ISTIHSAN DAN ISTISHAB




ISTISHAN DAN ISTISHAB
A.    ISTIHSAN
1.      Pengertian
Istihsan menurut bahasa berarti menganggap baik, sedangkan menurut istilah, istihsan adalah meninggalkan qiyas yang nyata untuk menjalankan qiyas yang tidak nyata (samar-samar) atau meninggalkan hukum kulli (umum) untuk menjalankan hukum istina’i (pengecualian) disebabkan ada dalil yang menurut logika  membenarkannya.[1]

Menurut istilah yang diberikan ulama Malikiyah dalam buku Pengantar Ilmu Fiqih dan Ushul Fiqh tulisan Zarkasyi Abdul Salam dan Oman Fathurrahman, disebutkan bahwa istihsan adalah mengutamakan meninggalkan pengertian suatu dalil dengan cara istina’ dan berdasarkan pada keringanan agama karena adanya hal yang bertentangan dengan sebagian pengertian tadi. Pengertian istishan oleh seorang ulama Hanafiyah adalah beralih kepada penetapan hukum suatu masalah dan meninggalkan yang lainnya karena adanya dalil syarak yang lebih khusus.

Dengan memperhatikan pengertian pengertian diatas, dapat diambil kesimpulan bahwa istihsan adalah :
a.      Berpindah dari suatu hukum ke hukum yang lain, pada sebahagian perisiwa yang sesuai atau meninggalkan suatu hukum dan mengambil hukum yang lain atau mengecualikan  suatu hukum  dari hukum yang berlaku umum dengan yang khusus.
b.      Berpindah dalam penetapan hukum suatu peristiwa dari hukum ke hukum lain haruslah berdasarkan dalil syar’i, baik merupakan pengertian yang diperoleh dari nas maupun maslahah, atau bahkan merupakan ‘urf.
c.       Berpindah dalam menetapkan hukum, adakalanya dari hukum yang ditunjuki oleh umum nas ke hukum khusus, adakalanya berpindah dari hukum yang ditunjuki oleh qiyas khafi, dan adakalanya berpindah dari hukum yang dikehendaki oleh penerapan satu kaidah syar’iyah ke kaidah syar’iyah yang lain.[2]
2.   Tujuan Penggunaan Istihsan
      Istihsan terdiri dari 2 tujuan :
a.      Menguatkan qiyas khafy atas qiyas jaly dengan menggunakan dalil. Istishan seperti ini  dinamakan istihsan-qiyas atau qiyas khafi oleh ulama Hanafiyah. Contohnya adalah perempuan yang haid menurut qiyas haram membaca Al- Qur’an, namun menurut ulama Hanafiyah, perempuan yang sedang haid boleh membaca Al-Qur’an berdasarkan istihsan. Penjelasan tentang hal ini sebagaimana berikut :

Qiyas : Perempuan yang sedang haid diqiyaskan kepada orang yang junub, sehingga illatnya sama-sama tidak suci. Karena hukum orang yang junub haram membaca Al-Qur’an , maka perempuan yang sedang haid hukumnya sama, yaitu haram membaca Al-Qur’an.

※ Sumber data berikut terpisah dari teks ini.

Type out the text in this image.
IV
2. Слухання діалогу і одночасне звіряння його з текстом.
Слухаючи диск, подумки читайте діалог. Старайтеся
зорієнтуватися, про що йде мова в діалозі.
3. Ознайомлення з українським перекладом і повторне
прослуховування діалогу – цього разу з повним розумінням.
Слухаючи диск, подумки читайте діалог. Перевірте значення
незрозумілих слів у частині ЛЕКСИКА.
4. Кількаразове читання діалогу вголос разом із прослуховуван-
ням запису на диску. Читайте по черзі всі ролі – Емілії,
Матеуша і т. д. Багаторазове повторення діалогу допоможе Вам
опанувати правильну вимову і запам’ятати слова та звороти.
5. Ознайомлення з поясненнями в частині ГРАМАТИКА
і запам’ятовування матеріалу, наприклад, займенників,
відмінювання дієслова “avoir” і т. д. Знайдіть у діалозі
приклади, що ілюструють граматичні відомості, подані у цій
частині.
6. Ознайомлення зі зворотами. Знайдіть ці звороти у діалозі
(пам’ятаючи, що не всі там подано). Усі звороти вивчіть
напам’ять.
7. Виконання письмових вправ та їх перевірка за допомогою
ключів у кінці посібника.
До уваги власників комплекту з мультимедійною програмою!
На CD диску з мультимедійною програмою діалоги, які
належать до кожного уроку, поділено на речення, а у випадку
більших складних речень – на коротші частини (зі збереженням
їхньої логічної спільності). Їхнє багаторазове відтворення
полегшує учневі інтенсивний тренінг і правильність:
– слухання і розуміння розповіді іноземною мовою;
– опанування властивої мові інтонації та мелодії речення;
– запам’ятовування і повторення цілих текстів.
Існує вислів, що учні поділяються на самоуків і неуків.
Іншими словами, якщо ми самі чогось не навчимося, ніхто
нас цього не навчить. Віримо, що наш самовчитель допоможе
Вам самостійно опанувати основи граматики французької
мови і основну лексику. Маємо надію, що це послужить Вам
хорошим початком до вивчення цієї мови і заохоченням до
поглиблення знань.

Istishan : Haid adalah sesuatu yang berbeda dengan junub. Haid adalah kejadian organ reproduksi yang dialami semua perempuan yang sudah baligh dan lama masa haid lebih dari sehari dan bisa mencapai selama 15 hari. Karena itu perempuan yang sedang haid diperbolehkan membaca Al-Qur’an, sebab bila diharamkan dan diqiyaskan dengan junub, maka dalam kurun waktu selama haid, perempuan tidak bisa mendapat pahala ibadah dari membaca Al-Qur’an. Hal ini dinilai tidak adil karena laki-laki yang tidak mengalami hai dapat beribadah membaca Al-Qur’an sepanjang waktu tanpa dihalangi masa haid.[3]
Contoh istihsan macam pertama:

Menurut Madzhab Hanafi: bila seorang mewaqafkan sebidang tanah pertanian, maka termasuk yang diwaqafkannya itu hak pengairan, hak membuat saluran air di atas tanah itu dan sebagainya. Hal ini ditetapkan berdasar istihsan. Menurut qiyas jali hak-hak tersebut tidak mungkin diperoleh, karena mengqiyaskan waqaf itu dengan jual beli. Pada jual beli yang penting ialah pemindahan hak milik dari penjual kepada pembeli. Bila waqaf diqiyaskan kepada jual beli, berarti yang penting ialah hak milik itu. Sedang menurut istihsan hak tersebut diperoleh dengan mengqiyaskan waqaf itu kepada sewa-menyewa.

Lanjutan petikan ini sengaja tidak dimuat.